According to this piece, there are a growing number of men who desperately desire to be fathers, but are hitting roadblocks because the women they are with would rather do things like pursue careers, or they just plain aren't interested in being mothers. The disturbing part of it all is that it shows that some men want to be fathers so badly that they will pressure their wives into trying to get pregnant.

Take Neil, whose wife Fiona was made a partner at a PR company and does not feel ready to be a mother. Neil said:

"I'm putting pressure on her to stop taking the Pill and to leave the situation to fate," he admits. "I know it's a decision we've got to make together, but I don't want to be an old dad. A baby would make my world complete."
There is a sad but interesting point here. Evolving gender roles and opportunities have allowed more and more women to progress in careers that they may not be willing to give up right away to start a family. They have also allowed men to express their desire for fatherhood more openly. While that may seem like progress, where women used to be forced to follow husbands pursuing careers, they are still facing opposition to living the lives they want from husbands who are willing to coerce them into having children to fulfill their own desires.
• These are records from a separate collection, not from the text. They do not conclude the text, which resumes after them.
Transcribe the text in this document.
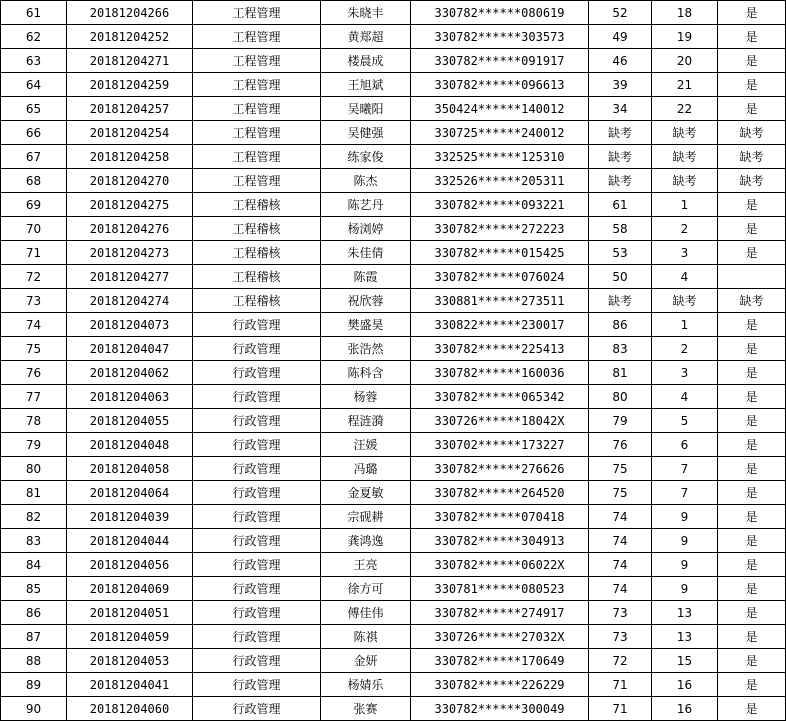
61	20181204266	工程管理	朱晓丰	330782******080619	52	18	是
62	20181204252	工程管理	黄郑超	330782******303573	49	19	是
63	20181204271	工程管理	楼晨成	330782******091917	46	20	是
64	20181204259	工程管理	王旭斌	330782******096613	39	21	是
65	20181204257	工程管理	吴曦阳	350424******140012	34	22	是
66	20181204254	工程管理	吴健强	330725******240012	缺考	缺考	缺考
67	20181204258	工程管理	练家俊	332525******125310	缺考	缺考	缺考
68	20181204270	工程管理	陈杰	332526******205311	缺考	缺考	缺考
69	20181204275	工程稽核	陈艺丹	330782******093221	61	1	是
70	20181204276	工程稽核	杨浏婷	330782******272223	58	2	是
71	20181204273	工程稽核	朱佳倩	330782******015425	53	3	是
72	20181204277	工程稽核	陈霞	330782******076024	50	4	
73	20181204274	工程稽核	祝欣蓉	330881******273511	缺考	缺考	缺考
74	20181204073	行政管理	樊盛昊	330822******230017	86	1	是
75	20181204047	行政管理	张浩然	330782******225413	83	2	是
76	20181204062	行政管理	陈科含	330782******160036	81	3	是
77	20181204063	行政管理	杨蓉	330782******065342	80	4	是
78	20181204055	行政管理	程涟漪	330726******18042X	79	5	是
79	20181204048	行政管理	汪媛	330702******173227	76	6	是
80	20181204058	行政管理	冯璐	330782******276626	75	7	是
81	20181204064	行政管理	金夏敏	330782******264520	75	7	是
82	20181204039	行政管理	宗砚耕	330782******070418	74	9	是
83	20181204044	行政管理	龚鸿逸	330782******304913	74	9	是
84	20181204056	行政管理	王亮	330782******06022X	74	9	是
85	20181204069	行政管理	徐方可	330781******080523	74	9	是
86	20181204051	行政管理	傅佳伟	330782******274917	73	13	是
87	20181204059	行政管理	陈祺	330726******27032X	73	13	是
88	20181204053	行政管理	金妍	330782******170649	72	15	是
89	20181204041	行政管理	杨婧乐	330782******226229	71	16	是
90	20181204060	行政管理	张赛	330782******300049	71	16	是
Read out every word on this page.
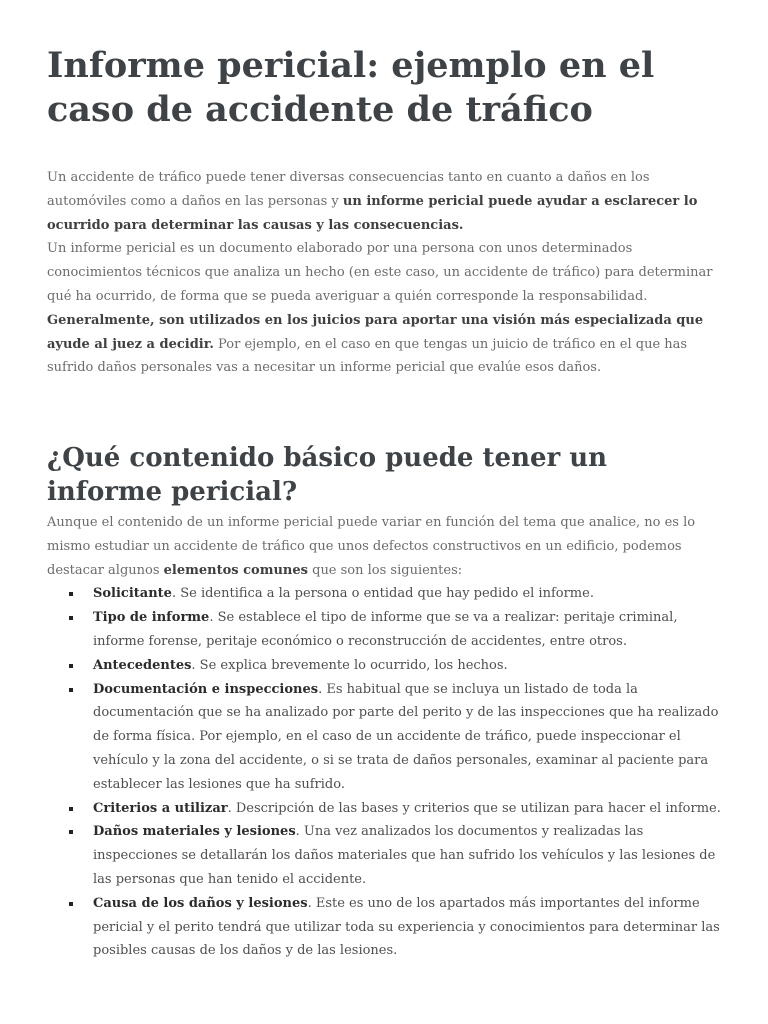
Informe pericial: ejemplo en el caso de accidente de tráfico

Un accidente de tráfico puede tener diversas consecuencias tanto en cuanto a daños en los automóviles como a daños en las personas y un informe pericial puede ayudar a esclarecer lo ocurrido para determinar las causas y las consecuencias.

Un informe pericial es un documento elaborado por una persona con unos determinados conocimientos técnicos que analiza un hecho (en este caso, un accidente de tráfico) para determinar qué ha ocurrido, de forma que se pueda averiguar a quién corresponde la responsabilidad.

Generalmente, son utilizados en los juicios para aportar una visión más especializada que ayude al juez a decidir. Por ejemplo, en el caso en que tengas un juicio de tráfico en el que has sufrido daños personales vas a necesitar un informe pericial que evalúe esos daños.

¿Qué contenido básico puede tener un informe pericial?

Aunque el contenido de un informe pericial puede variar en función del tema que analice, no es lo mismo estudiar un accidente de tráfico que unos defectos constructivos en un edificio, podemos destacar algunos elementos comunes que son los siguientes:

Solicitante. Se identifica a la persona o entidad que hay pedido el informe.
Tipo de informe. Se establece el tipo de informe que se va a realizar: peritaje criminal, informe forense, peritaje económico o reconstrucción de accidentes, entre otros.
Antecedentes. Se explica brevemente lo ocurrido, los hechos.
Documentación e inspecciones. Es habitual que se incluya un listado de toda la documentación que se ha analizado por parte del perito y de las inspecciones que ha realizado de forma física. Por ejemplo, en el caso de un accidente de tráfico, puede inspeccionar el vehículo y la zona del accidente, o si se trata de daños personales, examinar al paciente para establecer las lesiones que ha sufrido.
Criterios a utilizar. Descripción de las bases y criterios que se utilizan para hacer el informe.
Daños materiales y lesiones. Una vez analizados los documentos y realizadas las inspecciones se detallarán los daños materiales que han sufrido los vehículos y las lesiones de las personas que han tenido el accidente.
Causa de los daños y lesiones. Este es uno de los apartados más importantes del informe pericial y el perito tendrá que utilizar toda su experiencia y conocimientos para determinar las posibles causas de los daños y de las lesiones.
It's great and all that men are coming around to the idea of fatherhood and that they don't have to be alienated from their feelings when it comes to wanting children. But women should also be allowed to be true to themselves, whether or not their visions for their futures include children. They shouldn't be ridiculed or looked down upon for not fitting into other people's expectations. All in all, women still lose.

I guess this whole motherhood/children thing has been on my mind lately because of the unsettling trend among girls I went to high school with of getting pregnant and married before they turn 23.
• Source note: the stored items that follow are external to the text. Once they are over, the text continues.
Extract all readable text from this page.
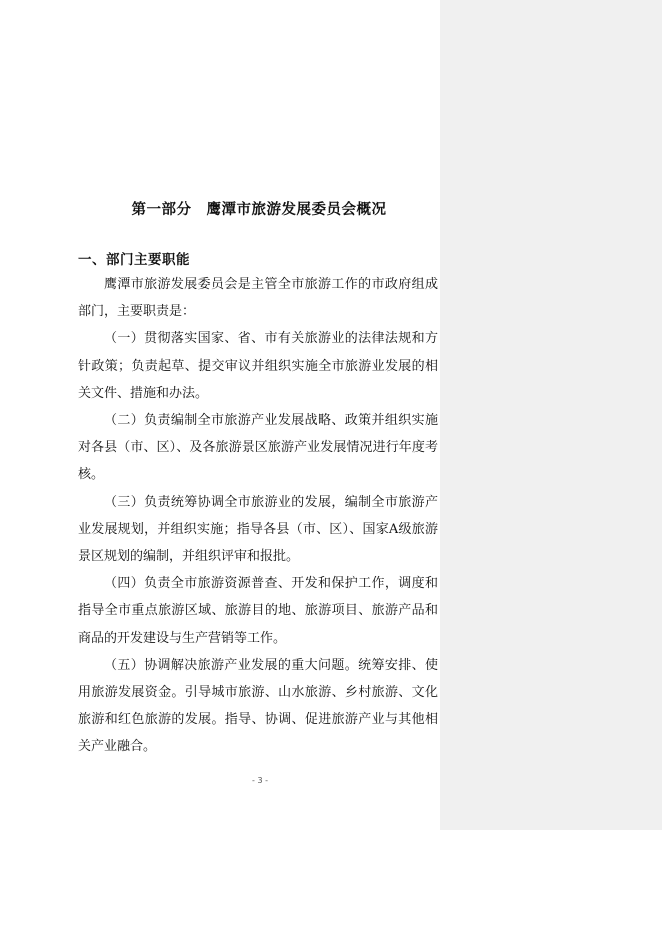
第一部分　鹰潭市旅游发展委员会概况
一、部门主要职能

鹰潭市旅游发展委员会是主管全市旅游工作的市政府组成部门，主要职责是：

（一）贯彻落实国家、省、市有关旅游业的法律法规和方针政策；负责起草、提交审议并组织实施全市旅游业发展的相关文件、措施和办法。

（二）负责编制全市旅游产业发展战略、政策并组织实施对各县（市、区）、及各旅游景区旅游产业发展情况进行年度考核。

（三）负责统筹协调全市旅游业的发展，编制全市旅游产业发展规划，并组织实施；指导各县（市、区）、国家A级旅游景区规划的编制，并组织评审和报批。

（四）负责全市旅游资源普查、开发和保护工作，调度和指导全市重点旅游区域、旅游目的地、旅游项目、旅游产品和商品的开发建设与生产营销等工作。

（五）协调解决旅游产业发展的重大问题。统筹安排、使用旅游发展资金。引导城市旅游、山水旅游、乡村旅游、文化旅游和红色旅游的发展。指导、协调、促进旅游产业与其他相关产业融合。

- 3 -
I'm relatively young, but I have known for most of my life, with much certainty, that I will never be a mother. Children tire me. I have never been able to stomach babysitting for more than a few hours at a stretch. Holding babies makes me anxious, and I have several memories of being a child and family members practically forcing me to hold a baby, a new member of the family, because why shouldn't I want to hold a cute little baby? The thought of being responsible for a human being, emotionally, financially, what have you, terrifies me.

When I've expressed these feelings to various people, generally my family, it has been said that I will change my mind once I grow older. You know, right about the time that this society will start expecting me to pop out some babies and fulfill my womanly duty of self-imposed motherhood.
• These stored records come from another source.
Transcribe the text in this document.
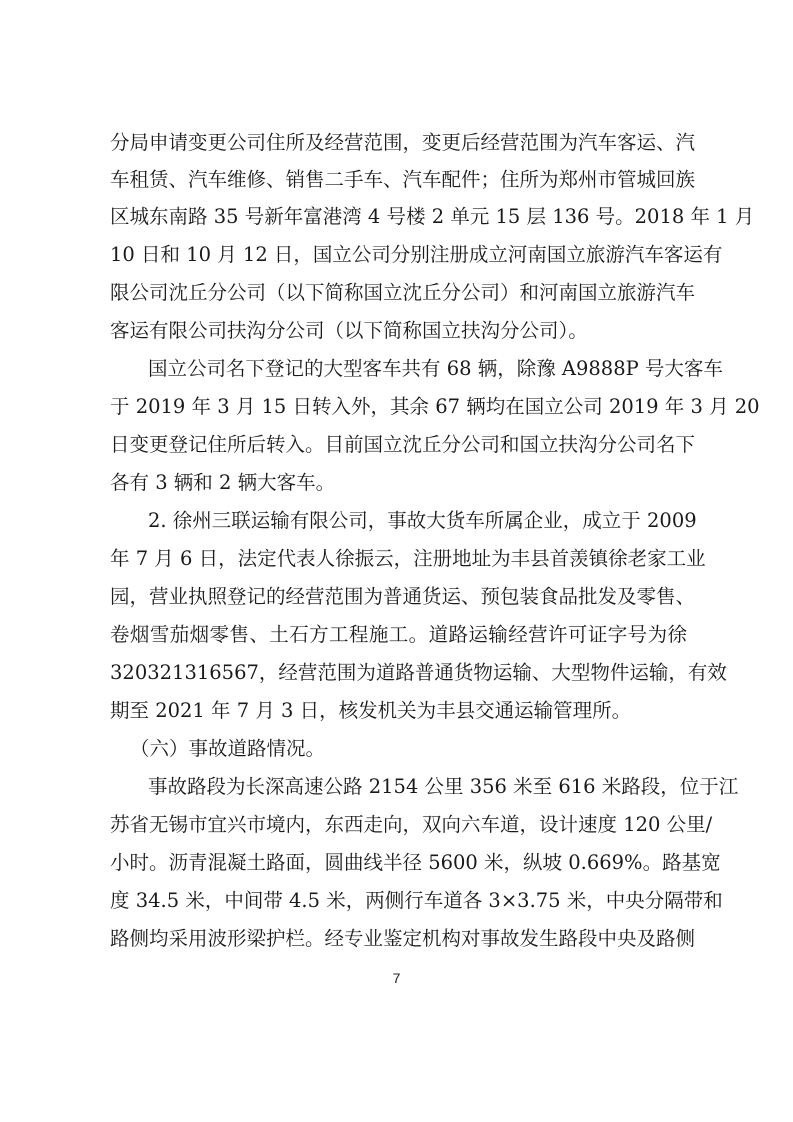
分局申请变更公司住所及经营范围，变更后经营范围为汽车客运、汽
车租赁、汽车维修、销售二手车、汽车配件；住所为郑州市管城回族
区城东南路 35 号新年富港湾 4 号楼 2 单元 15 层 136 号。2018 年 1 月
10 日和 10 月 12 日，国立公司分别注册成立河南国立旅游汽车客运有
限公司沈丘分公司（以下简称国立沈丘分公司）和河南国立旅游汽车
客运有限公司扶沟分公司（以下简称国立扶沟分公司）。
国立公司名下登记的大型客车共有 68 辆，除豫 A9888P 号大客车
于 2019 年 3 月 15 日转入外，其余 67 辆均在国立公司 2019 年 3 月 20
日变更登记住所后转入。目前国立沈丘分公司和国立扶沟分公司名下
各有 3 辆和 2 辆大客车。
2. 徐州三联运输有限公司，事故大货车所属企业，成立于 2009
年 7 月 6 日，法定代表人徐振云，注册地址为丰县首羡镇徐老家工业
园，营业执照登记的经营范围为普通货运、预包装食品批发及零售、
卷烟雪茄烟零售、土石方工程施工。道路运输经营许可证字号为徐
320321316567，经营范围为道路普通货物运输、大型物件运输，有效
期至 2021 年 7 月 3 日，核发机关为丰县交通运输管理所。
（六）事故道路情况。
事故路段为长深高速公路 2154 公里 356 米至 616 米路段，位于江
苏省无锡市宜兴市境内，东西走向，双向六车道，设计速度 120 公里/
小时。沥青混凝土路面，圆曲线半径 5600 米，纵坡 0.669%。路基宽
度 34.5 米，中间带 4.5 米，两侧行车道各 3×3.75 米，中央分隔带和
路侧均采用波形梁护栏。经专业鉴定机构对事故发生路段中央及路侧
7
Not to mention my type 1 Diabetes and the difficulties of managing the disease with another human growing inside me and the potential complications that could arise from that. Not to mention the obvious idea that me parenting a child that I did not want to be a parent to is the ultimate form of unfairness. Not to mention that with those things taken into consideration, I might sound like a good person who has made the right choice when it comes to bearing children.

But that's not what people will see when they look at me in a few years and ask if I have children. Or if I want them. All they'll see is the word "Selfish" stamped across my forehead. Unfortunately, as long as women continue to be necessary for creating babies and as long as we live in a society that believes that arbitrary expectations are more important than the desires of individual women, it's a brand that many of us will not be able to escape.